On holiday in the Tarn last week, 29C kept me sitting in the shade from the moment I came in from the morning's baguette-foraging until about 4pm. While the others played by the pool, I kept my pale skin safe and my geeky brain entertained with some local history.
This area of the south-west of France was full of the Cathar heresy during C13 and into C14, people who rejected the Catholic church and opted instead to be 'good Christians'. I really enjoyed The Perfect Heresy, which sets the early C13 sieges and massacres in the context of wider history - the state of the Catholic church and competing popes setting up across Europe; rival powers with claims on the land (including the English King, the local Count of Foix and the tiny kingdom of France) and changes in society and technology. It's a compelling and vivid read, showing us how human the individuals were. And the descriptions of medieval sieges and burnings were truly horrendous.

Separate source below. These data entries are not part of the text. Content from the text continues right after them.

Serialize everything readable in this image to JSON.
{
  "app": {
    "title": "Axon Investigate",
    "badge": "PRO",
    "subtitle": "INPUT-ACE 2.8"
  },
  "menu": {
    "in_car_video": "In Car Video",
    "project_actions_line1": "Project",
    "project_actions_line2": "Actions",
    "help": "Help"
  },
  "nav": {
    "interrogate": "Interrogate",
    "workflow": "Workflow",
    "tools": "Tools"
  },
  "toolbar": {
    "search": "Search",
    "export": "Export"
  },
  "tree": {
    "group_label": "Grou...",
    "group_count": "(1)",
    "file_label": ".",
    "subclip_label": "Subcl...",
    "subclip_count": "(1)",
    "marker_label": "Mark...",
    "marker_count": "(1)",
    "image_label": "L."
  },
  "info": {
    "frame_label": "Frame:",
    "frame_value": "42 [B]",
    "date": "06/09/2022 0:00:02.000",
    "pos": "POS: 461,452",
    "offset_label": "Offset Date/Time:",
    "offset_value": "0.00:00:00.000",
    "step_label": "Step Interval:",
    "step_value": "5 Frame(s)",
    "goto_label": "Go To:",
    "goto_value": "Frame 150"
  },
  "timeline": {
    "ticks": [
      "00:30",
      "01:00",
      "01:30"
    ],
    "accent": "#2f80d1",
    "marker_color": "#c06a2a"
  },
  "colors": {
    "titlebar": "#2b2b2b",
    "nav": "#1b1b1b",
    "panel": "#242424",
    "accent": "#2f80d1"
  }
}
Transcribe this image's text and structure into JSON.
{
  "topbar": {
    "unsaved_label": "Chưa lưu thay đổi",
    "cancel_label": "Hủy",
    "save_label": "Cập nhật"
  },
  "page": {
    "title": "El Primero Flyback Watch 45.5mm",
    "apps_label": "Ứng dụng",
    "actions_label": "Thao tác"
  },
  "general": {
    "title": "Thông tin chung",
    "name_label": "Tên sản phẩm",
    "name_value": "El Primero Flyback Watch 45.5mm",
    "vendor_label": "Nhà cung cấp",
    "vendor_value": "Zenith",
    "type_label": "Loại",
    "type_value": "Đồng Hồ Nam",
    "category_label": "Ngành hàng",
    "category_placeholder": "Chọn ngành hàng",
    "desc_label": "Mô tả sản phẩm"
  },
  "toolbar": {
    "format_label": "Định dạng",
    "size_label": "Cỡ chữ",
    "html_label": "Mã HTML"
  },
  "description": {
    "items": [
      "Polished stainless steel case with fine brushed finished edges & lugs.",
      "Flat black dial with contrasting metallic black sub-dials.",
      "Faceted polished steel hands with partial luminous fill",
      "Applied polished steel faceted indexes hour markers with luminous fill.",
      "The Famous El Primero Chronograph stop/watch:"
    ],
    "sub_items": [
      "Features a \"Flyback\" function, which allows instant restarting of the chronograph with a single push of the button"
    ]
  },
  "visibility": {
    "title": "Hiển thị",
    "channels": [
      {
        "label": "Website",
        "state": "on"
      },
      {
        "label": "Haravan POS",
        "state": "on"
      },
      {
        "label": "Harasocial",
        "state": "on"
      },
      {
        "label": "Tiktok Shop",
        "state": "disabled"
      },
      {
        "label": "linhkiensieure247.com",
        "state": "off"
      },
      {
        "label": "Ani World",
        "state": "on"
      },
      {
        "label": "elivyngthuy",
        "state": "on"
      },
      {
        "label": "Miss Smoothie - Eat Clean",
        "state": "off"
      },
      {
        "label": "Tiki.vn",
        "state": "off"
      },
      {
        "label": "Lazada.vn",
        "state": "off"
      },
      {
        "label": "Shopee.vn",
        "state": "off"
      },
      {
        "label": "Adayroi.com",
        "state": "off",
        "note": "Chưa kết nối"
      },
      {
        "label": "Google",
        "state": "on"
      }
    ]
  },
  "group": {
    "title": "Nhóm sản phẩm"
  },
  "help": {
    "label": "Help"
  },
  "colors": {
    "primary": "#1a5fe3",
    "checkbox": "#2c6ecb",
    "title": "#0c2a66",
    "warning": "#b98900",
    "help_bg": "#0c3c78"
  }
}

And then I read Montaillou, which is a classic. Emmanuel La Roy Ladurie drew on the detailed records of the C14 Inquisition's interviews and interrogations of the population of this tiny village. It's a magnificent work of scholarship, with astounding levels of detail about the most minor aspects of life. My gripe is that it's a dated book - it reads like an academic study, taking different aspects of life thematically and marshalling the evidence for each section. I think a more modern history would have invested more focus in the stories of the families - it could still have kept different chapters to focus on different aspects of rural medieval life but would have been more plot and character-driven and so a more engaging read.
Both books came from Daunts - I love the way they arrange history and fiction by country, with the travel books. I'm not into the Dan Brown-type stuff on Cathars etc, and didn't manage to find any 'quality' fiction to read while there, so I'd welcome any other suggestions of books to read - whether about the area or more fiction set in medieval Europe.